No, it did not stay like this. Another round of check-ups came, and the nurse established I was already strong enough to be sent to the mine. So, I had to go down into the mine. I should not wish it to happen to my enemies! We had to load the coal into the trolleys, and we also had to carry support beams to the new shafts and galleries. There were ducts that were so narrow that we had to slide through them on our bellies. We were a thousand metres underground. The mine was so big that we were carried to the main galleries by train. The driver of the small train was a Russian woman, her lips were always covered with thick red lipstick, but she had lice on her skin… I still remember her. It was a cruel time for me, and also for my little sister. She was forced to load freshly made bricks, thirty-five kilos each, onto wagons. I visited her once at work, I wanted to help, but I only managed to lift a brick up to my knees.

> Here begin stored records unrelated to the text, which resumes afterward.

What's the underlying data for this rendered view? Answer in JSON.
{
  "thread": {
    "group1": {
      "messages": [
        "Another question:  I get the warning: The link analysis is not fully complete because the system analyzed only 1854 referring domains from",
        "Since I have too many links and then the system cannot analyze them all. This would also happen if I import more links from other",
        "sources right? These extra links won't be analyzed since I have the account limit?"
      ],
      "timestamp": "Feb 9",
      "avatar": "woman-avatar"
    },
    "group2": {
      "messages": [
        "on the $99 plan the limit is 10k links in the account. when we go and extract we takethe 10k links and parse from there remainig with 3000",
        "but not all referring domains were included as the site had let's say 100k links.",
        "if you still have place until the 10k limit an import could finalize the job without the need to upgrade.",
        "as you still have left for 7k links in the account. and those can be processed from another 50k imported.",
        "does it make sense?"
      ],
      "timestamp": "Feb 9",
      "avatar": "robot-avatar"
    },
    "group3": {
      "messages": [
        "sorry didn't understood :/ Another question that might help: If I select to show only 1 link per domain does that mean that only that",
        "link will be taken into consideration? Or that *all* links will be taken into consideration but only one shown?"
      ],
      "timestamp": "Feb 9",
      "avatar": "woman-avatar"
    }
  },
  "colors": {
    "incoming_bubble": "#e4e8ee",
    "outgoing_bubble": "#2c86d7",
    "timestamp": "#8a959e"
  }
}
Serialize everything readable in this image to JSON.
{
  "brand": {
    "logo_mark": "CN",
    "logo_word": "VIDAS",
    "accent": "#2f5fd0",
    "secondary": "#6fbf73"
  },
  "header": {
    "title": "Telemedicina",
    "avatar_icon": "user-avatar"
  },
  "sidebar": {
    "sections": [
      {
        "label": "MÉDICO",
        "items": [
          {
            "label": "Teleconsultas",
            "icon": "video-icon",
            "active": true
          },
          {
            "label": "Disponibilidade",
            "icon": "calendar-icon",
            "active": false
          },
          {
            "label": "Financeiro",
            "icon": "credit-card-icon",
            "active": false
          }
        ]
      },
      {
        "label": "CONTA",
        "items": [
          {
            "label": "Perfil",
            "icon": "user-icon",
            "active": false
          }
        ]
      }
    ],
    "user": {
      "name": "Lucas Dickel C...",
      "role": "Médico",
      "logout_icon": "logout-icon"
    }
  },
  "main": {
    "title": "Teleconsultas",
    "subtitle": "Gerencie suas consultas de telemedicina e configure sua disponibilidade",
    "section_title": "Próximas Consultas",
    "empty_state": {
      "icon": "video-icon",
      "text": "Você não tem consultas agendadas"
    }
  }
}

Ella wrote a letter to our parents, saying that they should sell everything and go to the West, because it was hell on earth here. But they did not listen to Ella, they stayed. They did not have to sell anything. A bit later, everything was taken away from the family by the communists.
So, you were allowed to write home? How did it happen?
At the beginning, we were not allowed to write letters. In fact, back home, people were told that the train which was transporting us was bombed on a bridge on the way. People at home believed we were dead. Later, we were allowed to write letters, but some of the more decent guards told us to write stuff which did not have to be censored. Ella’s letter still made it home, somehow, I still do not know how.
And the time also came when you could go home, too.
I was working my sixth week in the mine when the Russians started saying we could soon be heading home. But we hardly believed anything they were telling us by then. Finally, September 1947 came when we heard the news: we were allowed to return to Hungary. One eye wept, the other twinkled … Of course, we were not sad about leaving the camp, but because only Hungarians of the motherland were allowed to go, those from Transylvania and Southlanders had to stay. We had many friends among them, and we have never heard from them since, we do not know what happened to them.
Homecoming
How were you received when you returned?
After we crossed the bridge at Záhony, we got off the train, we dropped to our knees, and kissed our home soil. We were back home. People gave us white loaves of bread there, but when we arrived in Debrecen, what I saw just took my breath away. The railway station was beautifully decorated, and long rows of tables were set for us so that we could eat our fill after long years of suffering. People had been waiting for us.
And how did you get home eventually?
From Debrecen, we took a slow train to Abaújszántó. We were greeted by an arch of triumph, and the whole village gathered to welcome the survivors. Eleven people were taken away for three days “to do a little work,” and ten of us returned after two and a half years. It was a girl who died; her wedding took place shortly before she was taken away. The news of her death was brought by her brother. I don’t really remember how it was when I saw my parents and siblings again, I was not really myself then … At home, in the house, we told them about everything, slowly, with Ella. Her fiancé, Sándor, waited for her for almost three years. Soon enough, they got married. Our Dad was rather old when we got home; he used to tell everyone, all he wanted anymore was to see his daughters return from prison camp so that he could spend another year with them down here on earth. Indeed, he passed away a year later.
***
So, the head of the family died a year later: when the communist’s ‘nationalisation’ commenced, when the Fábián family lost all their assets, for which generations had worked hard to accumulate, decade after decade. It also marked the time when my grandmother met the man who became my grandfather. It was not their fault that the world they had lived in collapsed. She married without any money, but out of love; the beginning of a new era, with a chance at a new life.